Tapeworms. E. canadensis, E. granulosus, E. multilocularis, E. vogeli. Echinococcus oligarthrus, Echinococcus shiquicus, Echinococcus equinus, Echinococcus ortleppi.
Eating dog or other carnivore poop. Really. Dog poop carries the tapeworm and is on the food when you eat it. E. granulosis E. multilocularis: Sheep, goats, camels, and horses. World wide distribution.E. canadensis is found in Alaska and N. Canada (PubMed); moose and elk most important intermediate hosts; dogs and wolves the definitive hosts.
Hydatid cyst disease, with liver involvement > lung > greater than other organs.
Most problems are due to mass action of the cysts; sudden rupture can lead to death from anaphylaxis. Percutaneous sampling of a cyst is probably much safer than a spontaneous rupture during a rugby game.
As a systematic review put it "Lethal anaphylaxis occurred in 0.03% of PT procedures, corresponding to 0.04% of treated cysts, while reversible allergic reactions complicated 1.7% of PTs, corresponding to 1.8% of treated echinococcal cysts. Analysis of the literature shows that lethal anaphylaxis related to percutaneous treatment of CE is an extremely rare event and is observed no more frequently than drug-related anaphylactic side effects."

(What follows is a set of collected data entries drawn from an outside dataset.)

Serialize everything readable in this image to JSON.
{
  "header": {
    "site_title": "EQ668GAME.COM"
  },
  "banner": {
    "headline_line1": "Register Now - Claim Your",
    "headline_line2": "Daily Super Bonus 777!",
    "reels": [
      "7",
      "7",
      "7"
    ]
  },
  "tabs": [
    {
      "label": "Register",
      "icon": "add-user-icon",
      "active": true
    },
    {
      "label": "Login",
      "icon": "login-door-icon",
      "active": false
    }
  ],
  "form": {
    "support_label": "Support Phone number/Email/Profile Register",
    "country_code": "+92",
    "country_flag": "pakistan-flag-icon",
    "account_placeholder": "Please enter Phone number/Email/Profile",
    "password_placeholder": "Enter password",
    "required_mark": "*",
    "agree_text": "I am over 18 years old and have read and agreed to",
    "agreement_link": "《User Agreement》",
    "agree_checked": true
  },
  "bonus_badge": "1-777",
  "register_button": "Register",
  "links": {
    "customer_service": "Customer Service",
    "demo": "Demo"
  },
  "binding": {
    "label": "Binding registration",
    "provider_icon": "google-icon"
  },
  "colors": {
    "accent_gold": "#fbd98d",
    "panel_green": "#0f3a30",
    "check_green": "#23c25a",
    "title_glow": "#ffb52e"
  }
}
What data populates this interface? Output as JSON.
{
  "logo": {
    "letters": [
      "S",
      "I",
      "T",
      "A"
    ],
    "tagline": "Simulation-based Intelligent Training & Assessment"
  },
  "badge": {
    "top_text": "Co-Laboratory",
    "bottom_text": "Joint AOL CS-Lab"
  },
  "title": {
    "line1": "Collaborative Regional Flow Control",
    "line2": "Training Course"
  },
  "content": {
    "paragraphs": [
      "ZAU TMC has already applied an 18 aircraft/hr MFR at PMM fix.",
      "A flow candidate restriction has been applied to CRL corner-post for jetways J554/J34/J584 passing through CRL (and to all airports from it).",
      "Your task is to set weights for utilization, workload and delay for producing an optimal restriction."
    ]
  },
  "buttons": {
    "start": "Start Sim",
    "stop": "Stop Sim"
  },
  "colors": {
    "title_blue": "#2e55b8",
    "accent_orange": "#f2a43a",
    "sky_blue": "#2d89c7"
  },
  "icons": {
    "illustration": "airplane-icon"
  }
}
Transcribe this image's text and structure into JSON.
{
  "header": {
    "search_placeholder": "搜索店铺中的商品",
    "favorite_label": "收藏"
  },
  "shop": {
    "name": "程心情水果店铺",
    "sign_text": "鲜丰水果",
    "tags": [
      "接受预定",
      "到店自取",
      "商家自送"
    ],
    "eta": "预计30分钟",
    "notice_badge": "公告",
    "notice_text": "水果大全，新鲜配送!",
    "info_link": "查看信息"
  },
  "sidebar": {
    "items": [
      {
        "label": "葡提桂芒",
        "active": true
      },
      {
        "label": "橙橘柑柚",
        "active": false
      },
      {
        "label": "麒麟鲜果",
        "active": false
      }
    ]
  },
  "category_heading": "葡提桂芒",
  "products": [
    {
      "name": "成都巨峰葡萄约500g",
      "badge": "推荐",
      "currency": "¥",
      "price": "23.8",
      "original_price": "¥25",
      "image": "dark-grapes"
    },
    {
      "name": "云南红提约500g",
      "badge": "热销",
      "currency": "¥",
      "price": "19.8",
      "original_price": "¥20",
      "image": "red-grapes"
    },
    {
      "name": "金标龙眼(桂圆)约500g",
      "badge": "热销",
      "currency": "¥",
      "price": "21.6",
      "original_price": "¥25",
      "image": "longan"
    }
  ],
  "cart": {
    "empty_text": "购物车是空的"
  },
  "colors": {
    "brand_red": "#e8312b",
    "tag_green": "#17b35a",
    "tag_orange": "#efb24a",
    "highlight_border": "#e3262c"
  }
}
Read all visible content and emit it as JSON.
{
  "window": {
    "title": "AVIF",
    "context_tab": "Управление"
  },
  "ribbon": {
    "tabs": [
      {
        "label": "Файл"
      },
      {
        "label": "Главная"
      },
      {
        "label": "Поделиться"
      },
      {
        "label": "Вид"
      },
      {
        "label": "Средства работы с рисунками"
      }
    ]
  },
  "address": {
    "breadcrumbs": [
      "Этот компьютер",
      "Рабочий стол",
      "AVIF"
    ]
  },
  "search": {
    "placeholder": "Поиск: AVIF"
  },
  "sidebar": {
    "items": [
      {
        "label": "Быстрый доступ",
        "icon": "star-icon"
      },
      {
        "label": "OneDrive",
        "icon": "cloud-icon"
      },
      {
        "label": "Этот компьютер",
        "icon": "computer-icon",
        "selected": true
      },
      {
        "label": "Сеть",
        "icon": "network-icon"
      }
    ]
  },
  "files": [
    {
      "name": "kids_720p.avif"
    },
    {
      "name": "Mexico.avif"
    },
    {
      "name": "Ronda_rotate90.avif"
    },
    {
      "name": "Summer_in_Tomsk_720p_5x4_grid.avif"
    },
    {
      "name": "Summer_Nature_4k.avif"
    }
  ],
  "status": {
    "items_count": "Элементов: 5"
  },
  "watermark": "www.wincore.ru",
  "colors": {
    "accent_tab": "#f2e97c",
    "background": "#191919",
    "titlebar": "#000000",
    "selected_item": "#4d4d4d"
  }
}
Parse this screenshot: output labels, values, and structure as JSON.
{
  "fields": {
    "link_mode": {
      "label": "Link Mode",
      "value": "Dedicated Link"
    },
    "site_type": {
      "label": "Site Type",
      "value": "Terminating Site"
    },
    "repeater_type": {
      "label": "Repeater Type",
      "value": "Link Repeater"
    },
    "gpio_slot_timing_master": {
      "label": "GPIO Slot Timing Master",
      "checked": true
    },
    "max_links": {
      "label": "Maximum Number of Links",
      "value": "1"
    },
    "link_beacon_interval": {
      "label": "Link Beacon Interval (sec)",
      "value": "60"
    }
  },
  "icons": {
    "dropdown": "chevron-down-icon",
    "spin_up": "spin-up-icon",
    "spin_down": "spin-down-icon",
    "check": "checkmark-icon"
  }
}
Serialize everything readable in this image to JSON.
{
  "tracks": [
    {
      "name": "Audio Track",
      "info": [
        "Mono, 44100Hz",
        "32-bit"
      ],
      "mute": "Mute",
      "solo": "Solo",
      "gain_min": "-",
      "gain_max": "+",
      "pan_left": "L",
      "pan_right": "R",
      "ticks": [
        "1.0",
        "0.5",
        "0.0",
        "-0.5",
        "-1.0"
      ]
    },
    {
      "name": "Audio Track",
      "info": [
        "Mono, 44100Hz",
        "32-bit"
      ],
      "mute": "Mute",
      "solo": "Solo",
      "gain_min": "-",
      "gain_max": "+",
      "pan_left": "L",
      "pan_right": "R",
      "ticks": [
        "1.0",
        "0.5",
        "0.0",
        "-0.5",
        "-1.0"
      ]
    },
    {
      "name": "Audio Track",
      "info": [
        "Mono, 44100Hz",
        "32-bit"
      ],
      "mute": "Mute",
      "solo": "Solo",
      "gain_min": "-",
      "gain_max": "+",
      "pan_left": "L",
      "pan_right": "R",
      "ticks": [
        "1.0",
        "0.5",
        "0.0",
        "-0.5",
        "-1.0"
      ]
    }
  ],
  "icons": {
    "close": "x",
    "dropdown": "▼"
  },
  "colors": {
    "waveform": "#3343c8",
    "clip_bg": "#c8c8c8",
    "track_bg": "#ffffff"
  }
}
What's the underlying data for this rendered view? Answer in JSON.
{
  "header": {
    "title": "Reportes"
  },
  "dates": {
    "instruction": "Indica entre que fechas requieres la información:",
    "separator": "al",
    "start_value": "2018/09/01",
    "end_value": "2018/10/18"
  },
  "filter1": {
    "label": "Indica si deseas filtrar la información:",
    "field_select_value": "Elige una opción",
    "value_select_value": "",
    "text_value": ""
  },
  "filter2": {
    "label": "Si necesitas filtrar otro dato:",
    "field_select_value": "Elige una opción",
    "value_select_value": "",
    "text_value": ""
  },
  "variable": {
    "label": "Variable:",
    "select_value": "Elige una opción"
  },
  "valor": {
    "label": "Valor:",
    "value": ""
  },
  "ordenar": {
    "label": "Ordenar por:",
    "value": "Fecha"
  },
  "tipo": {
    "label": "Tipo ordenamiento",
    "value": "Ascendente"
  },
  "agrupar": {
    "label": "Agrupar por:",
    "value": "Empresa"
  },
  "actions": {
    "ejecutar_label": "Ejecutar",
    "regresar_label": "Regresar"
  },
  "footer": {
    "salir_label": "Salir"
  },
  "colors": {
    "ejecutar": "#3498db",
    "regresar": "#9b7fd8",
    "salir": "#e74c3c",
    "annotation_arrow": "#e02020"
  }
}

Asymptomatic cysts should be observed. If symptomatic, removal by someone who know what they are doing. Medical therapy (without drainage) includes albendazole (preferred) or mebendazole for prolonged periods; there are a variety of regimens. Probably not curative (about 50%).
Directions for removal of hydatid cysts, visualize the cyst, remove some fluid, and inject a cysticidal agent, hypertonic (30%) saline, iodophor, or 95% ethanol wait 30 minutes then remove all the fluid. This has been done under CT (preferred) as well as in the operating room.
It has been found in 8000 year old human remains.